This repo has the following structure:
The infra folder has ARM templates to setup the services required to run the sample. There is no Pipeline YAML provided in this sample. In this sample, Speech Recognition and Text Analytics Azure functions are setup in separate resource groups (as they are configured as consumption plans)
Note : The ARM templates don't setup the functions themselves, just the App Service Plan, Storage etc. You can deploy the functions using VS Code or Azure Functions Core Tools CLI. Please note this repo does not have the bells and whistles of a production-grade setup.
The Azure function ProcessSoundFile
does Speech Recognition is written using C# and .NET Core 3.1. It is configured with a BlobTrigger
and has a Blob
output
The following are the required additional configuration settings required by the function. Sensitive information like Cognitive Services API Keys and Connection string for Storage accounts can be stored as secrets in an Azure Key Vault instance.
Configuration Item | Remarks |
---|---|
storageConnectionString |
Storage connection string.
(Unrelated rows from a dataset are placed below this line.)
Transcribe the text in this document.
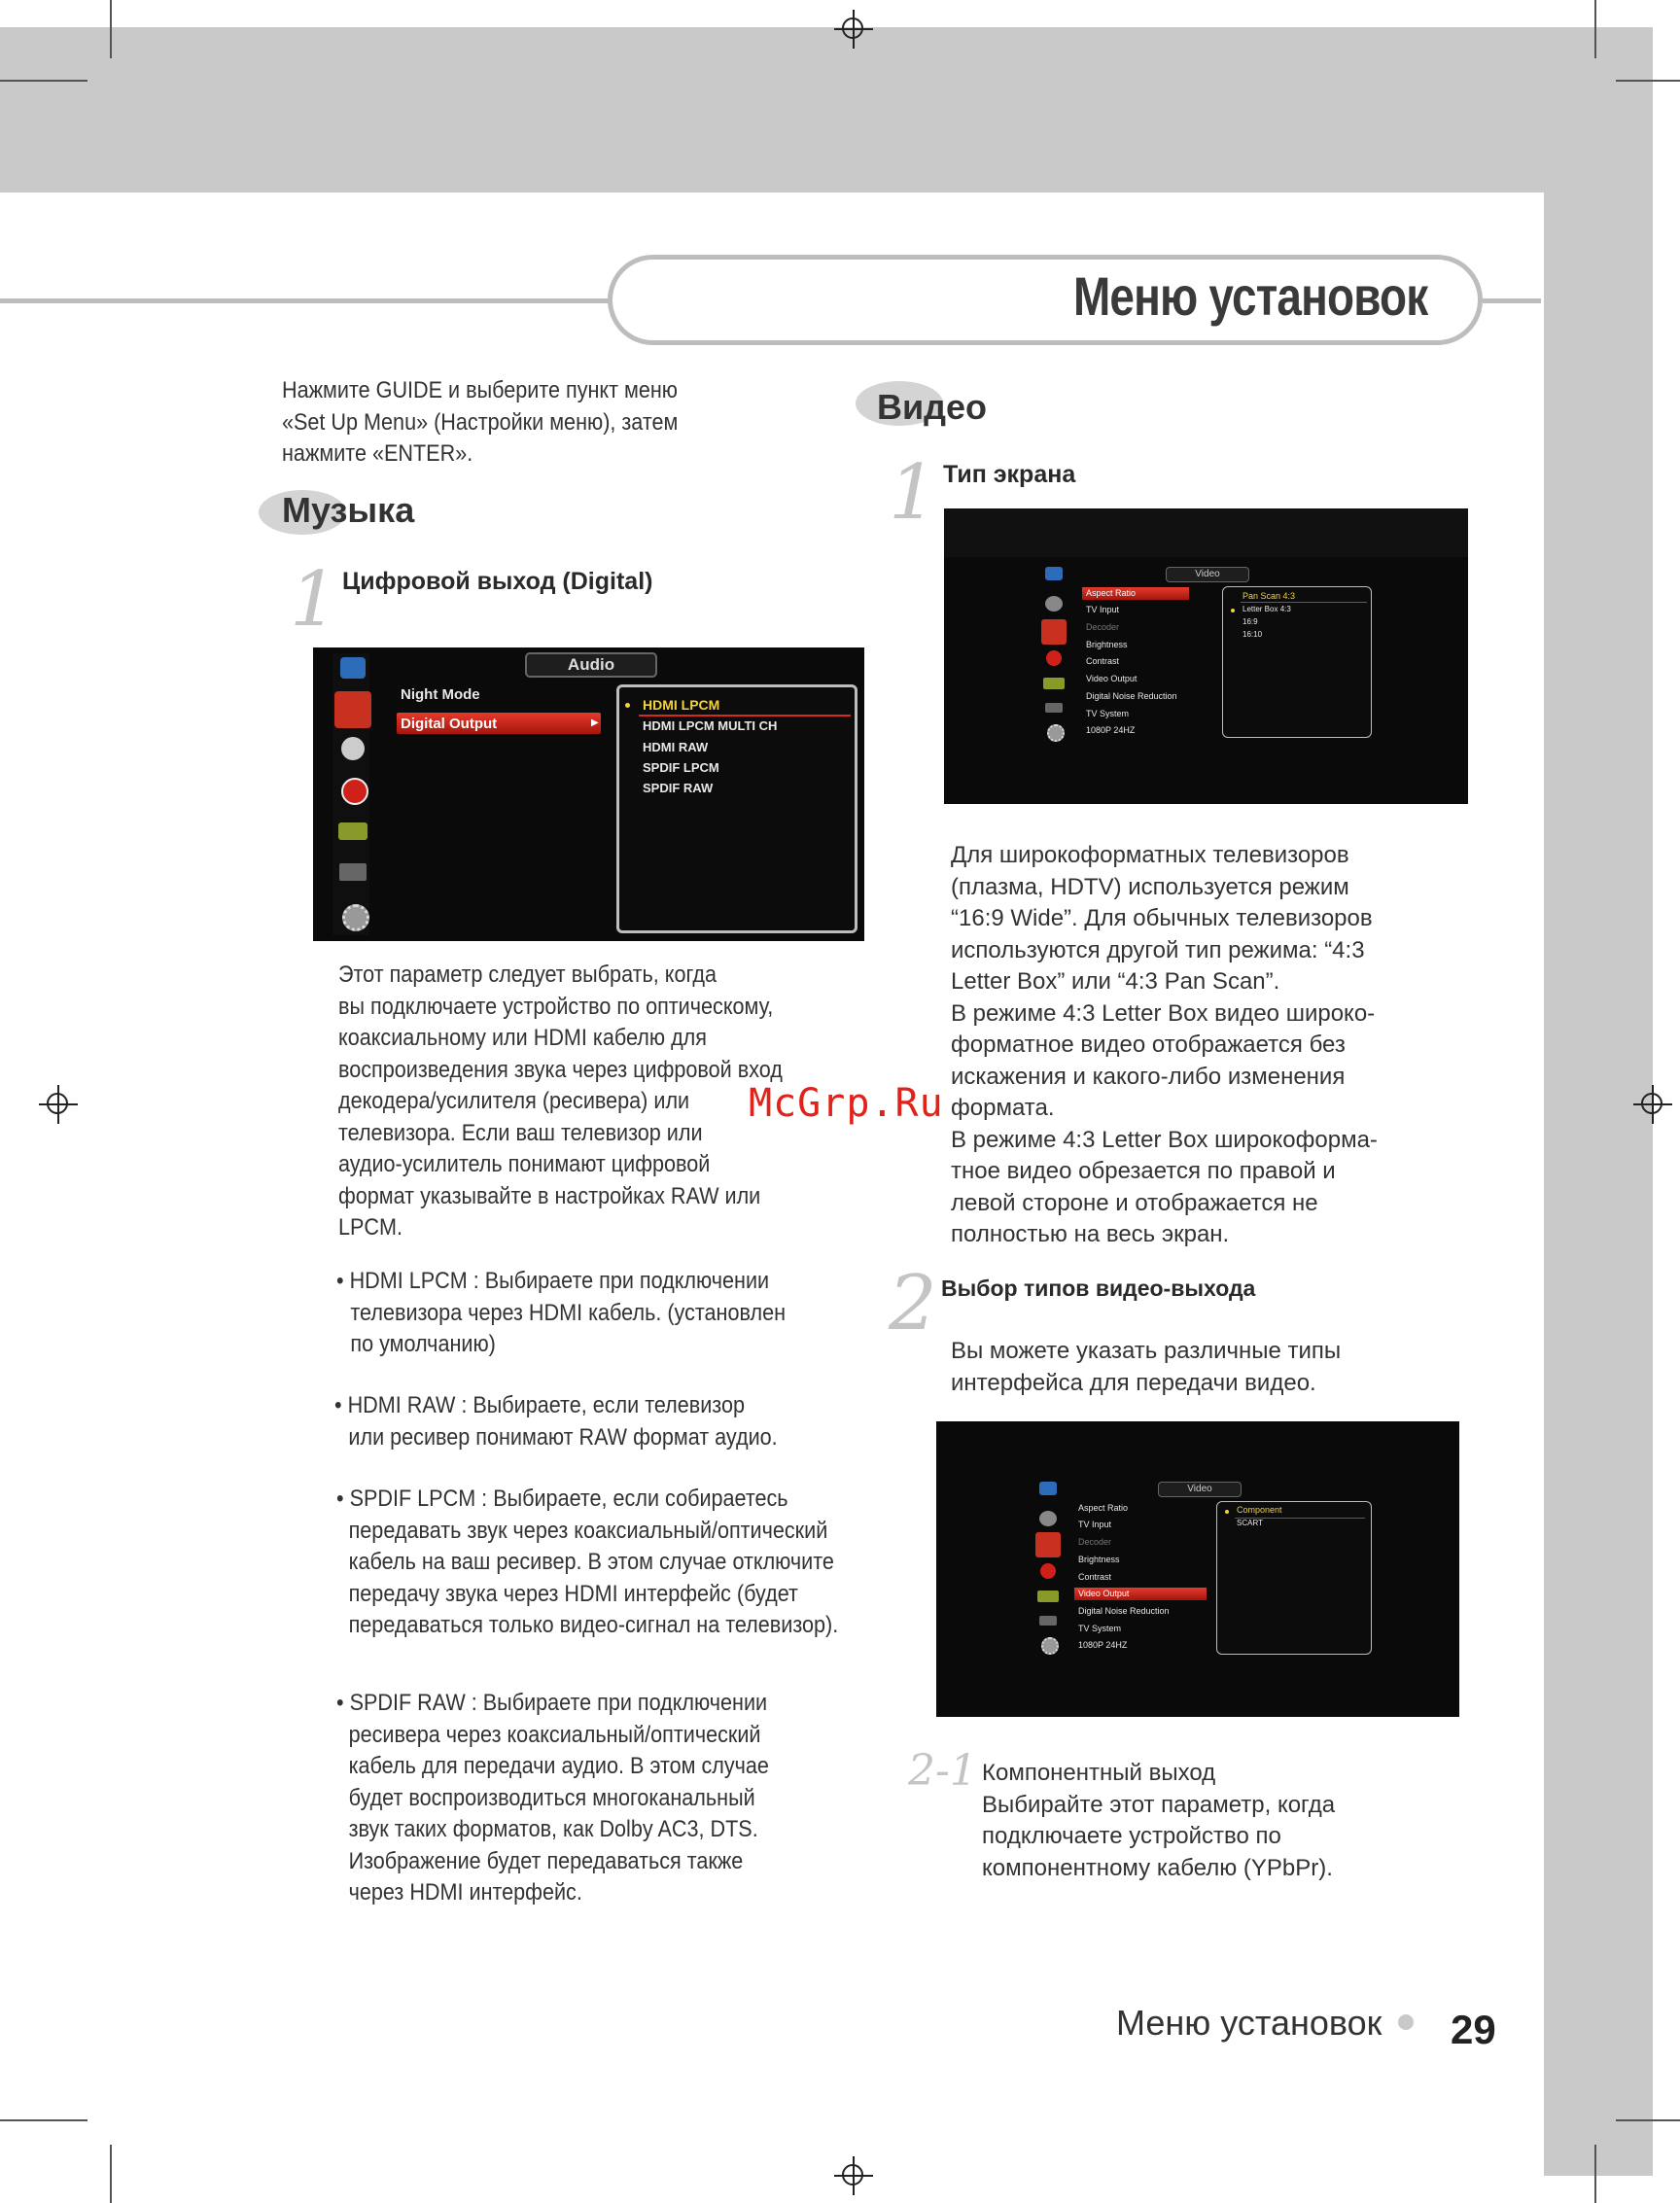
Меню установок
Нажмите GUIDE и выберите пункт меню
«Set Up Menu» (Настройки меню), затем
нажмите «ENTER».
Музыка
1 Цифровой выход (Digital)
Audio
Night Mode
Digital Output	▶
HDMI LPCM
HDMI LPCM MULTI CH
HDMI RAW
SPDIF LPCM
SPDIF RAW
Этот параметр следует выбрать, когда
вы подключаете устройство по оптическому,
коаксиальному или HDMI кабелю для
воспроизведения звука через цифровой вход
декодера/усилителя (ресивера) или
телевизора. Если ваш телевизор или
аудио-усилитель понимают цифровой
формат указывайте в настройках RAW или
LPCM.
• HDMI LPCM : Выбираете при подключении
телевизора через HDMI кабель. (установлен
по умолчанию)
• HDMI RAW : Выбираете, если телевизор
или ресивер понимают RAW формат аудио.
• SPDIF LPCM : Выбираете, если собираетесь
передавать звук через коаксиальный/оптический
кабель на ваш ресивер. В этом случае отключите
передачу звука через HDMI интерфейс (будет
передаваться только видео-сигнал на телевизор).
• SPDIF RAW : Выбираете при подключении
ресивера через коаксиальный/оптический
кабель для передачи аудио. В этом случае
будет воспроизводиться многоканальный
звук таких форматов, как Dolby AC3, DTS.
Изображение будет передаваться также
через HDMI интерфейс.
McGrp.Ru
Видео
1 Тип экрана
Video
Aspect Ratio
TV Input
Decoder
Brightness
Contrast
Video Output
Digital Noise Reduction
TV System
1080P 24HZ
Pan Scan 4:3
Letter Box 4:3
16:9
16:10
Для широкоформатных телевизоров
(плазма, HDTV) используется режим
“16:9 Wide”. Для обычных телевизоров
используются другой тип режима: “4:3
Letter Box” или “4:3 Pan Scan”.
В режиме 4:3 Letter Box видео широко-
форматное видео отображается без
искажения и какого-либо изменения
формата.
В режиме 4:3 Letter Box широкоформа-
тное видео обрезается по правой и
левой стороне и отображается не
полностью на весь экран.
2 Выбор типов видео-выхода
Вы можете указать различные типы
интерфейса для передачи видео.
Video
Aspect Ratio
TV Input
Decoder
Brightness
Contrast
Video Output
Digital Noise Reduction
TV System
1080P 24HZ
Component
SCART
2-1 Компонентный выход
Выбирайте этот параметр, когда
подключаете устройство по
компонентному кабелю (YPbPr).
Меню установок 29
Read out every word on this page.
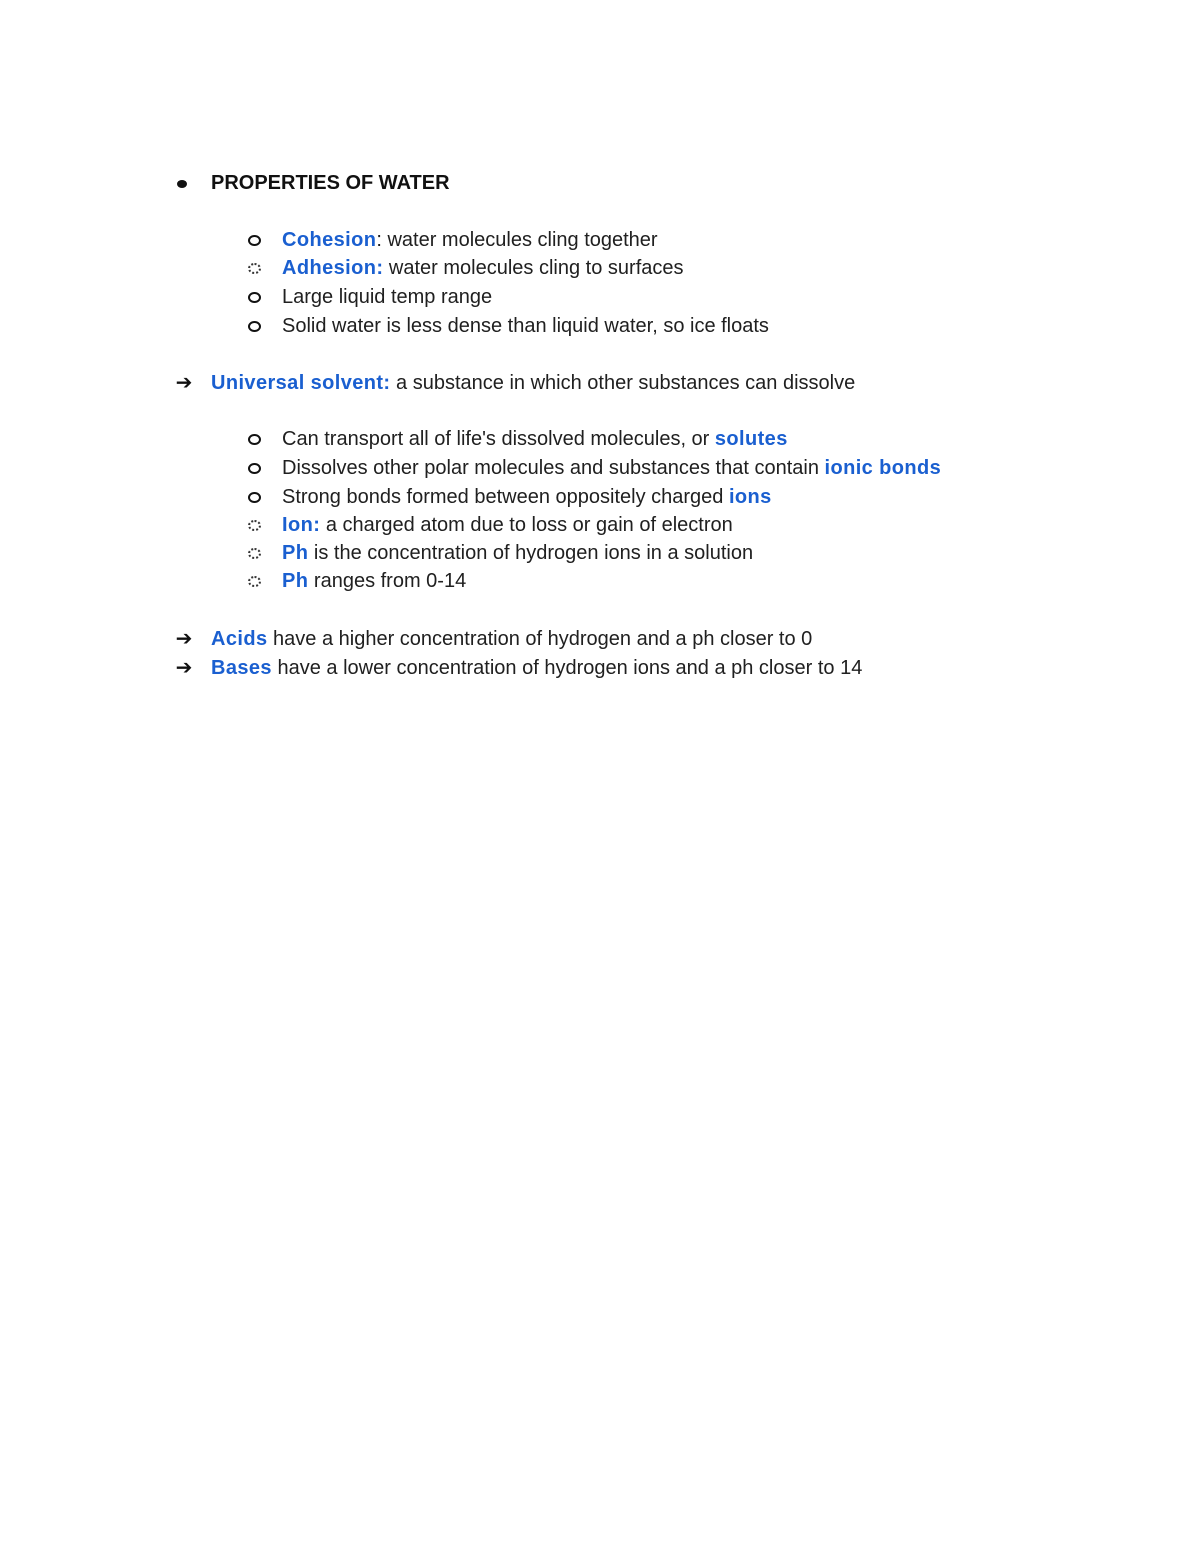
PROPERTIES OF WATER
Cohesion: water molecules cling together
Adhesion: water molecules cling to surfaces
Large liquid temp range
Solid water is less dense than liquid water, so ice floats
➔ Universal solvent: a substance in which other substances can dissolve
Can transport all of life's dissolved molecules, or solutes
Dissolves other polar molecules and substances that contain ionic bonds
Strong bonds formed between oppositely charged ions
Ion: a charged atom due to loss or gain of electron
Ph is the concentration of hydrogen ions in a solution
Ph ranges from 0-14
➔ Acids have a higher concentration of hydrogen and a ph closer to 0
➔ Bases have a lower concentration of hydrogen ions and a ph closer to 14
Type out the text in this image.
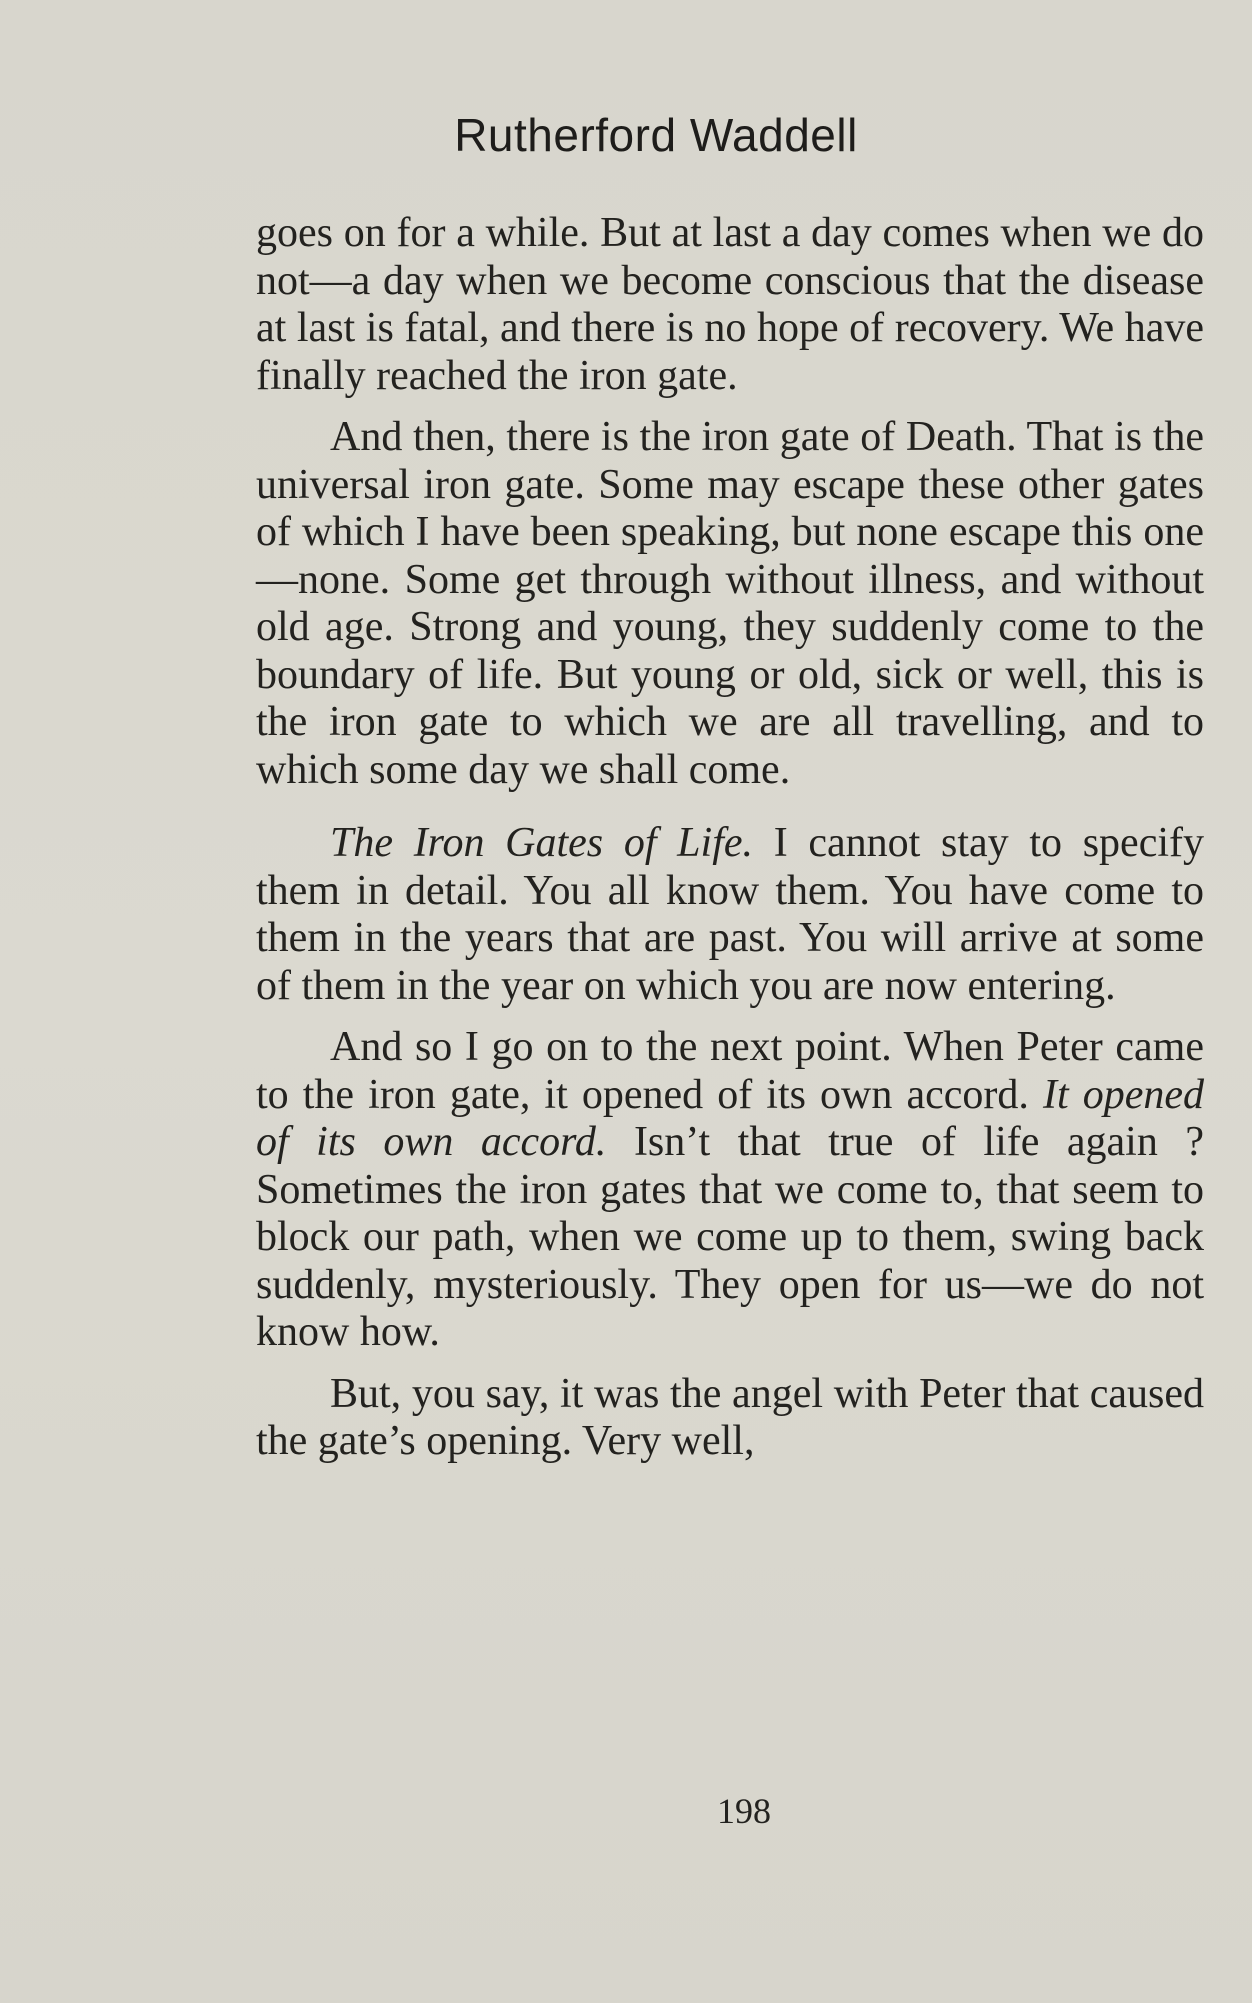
Rutherford Waddell

goes on for a while. But at last a day comes when we do not—a day when we become conscious that the disease at last is fatal, and there is no hope of recovery. We have finally reached the iron gate.

And then, there is the iron gate of Death. That is the universal iron gate. Some may escape these other gates of which I have been speaking, but none escape this one—none. Some get through without illness, and without old age. Strong and young, they suddenly come to the boundary of life. But young or old, sick or well, this is the iron gate to which we are all travelling, and to which some day we shall come.

The Iron Gates of Life. I cannot stay to specify them in detail. You all know them. You have come to them in the years that are past. You will arrive at some of them in the year on which you are now entering.

And so I go on to the next point. When Peter came to the iron gate, it opened of its own accord. It opened of its own accord. Isn’t that true of life again ? Sometimes the iron gates that we come to, that seem to block our path, when we come up to them, swing back suddenly, mysteriously. They open for us—we do not know how.

But, you say, it was the angel with Peter that caused the gate’s opening. Very well,

198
Should be extracted from KeyVault as a secret |
speechApiKey |
API Key of the Azure Speech Recognition Cognitive service. Should be extracted from KeyVault as a secret |
speechApiRegion |
The region where the cognitive service is hosted. |
Name | Direction | Remarks |
---|---|---|
soundfiles/{name} |
Blob Trigger | Wave files dropped to this container |
sroutput/{name}.json |
Output blob | Json document representing the speech-to-text conversion is sent to this blob container |
The Azure function which does Text Analytics is written using Python. There are three functions:
Function | Trigger | Output |
---|---|---|
extractEntities |
blob | cosmosdb, blob |
processSentiment |
blob | cosmosdb, blob |
keyPhraseExtraction |
blob | cosmosdb, blob |
The following are the required additional configuration values required by the function. Sensitive information like Cognitive Services API Keys and Connection string for Storage accounts and CosmosDB can be stored as secrets in an Azure Key Vault instance.
Configuration Item | Remarks |
---|---|
storageConnectionString |
Storage connection string. Should be extracted from KeyVault as a secret |
textAnalyticsApiKey |
API Key of the Azure Cognitive service. Should be extracted from KeyVault as a secret |
textAnalyticsApiEndpoint |
The API endpoint for the cognitive service. |
cosmosDBConnectionString |
CosmosDB connection string. Should be extracted from KeyVault as a secret |
Name | Direction | Remarks |
---|---|---|
sroutput |
Blob Trigger | Blob container containing the transcript JSON file |
kpeoutput/{rand-guid}.json psoutput/{rand-guid}.json eeoutput/{rand-guid}.json |
Output blob | Json document representing the text analysis is sent to relevant blob container (based on function) |
cognitivedb |
Output CosmosDb | Json document sent to the relevant collection |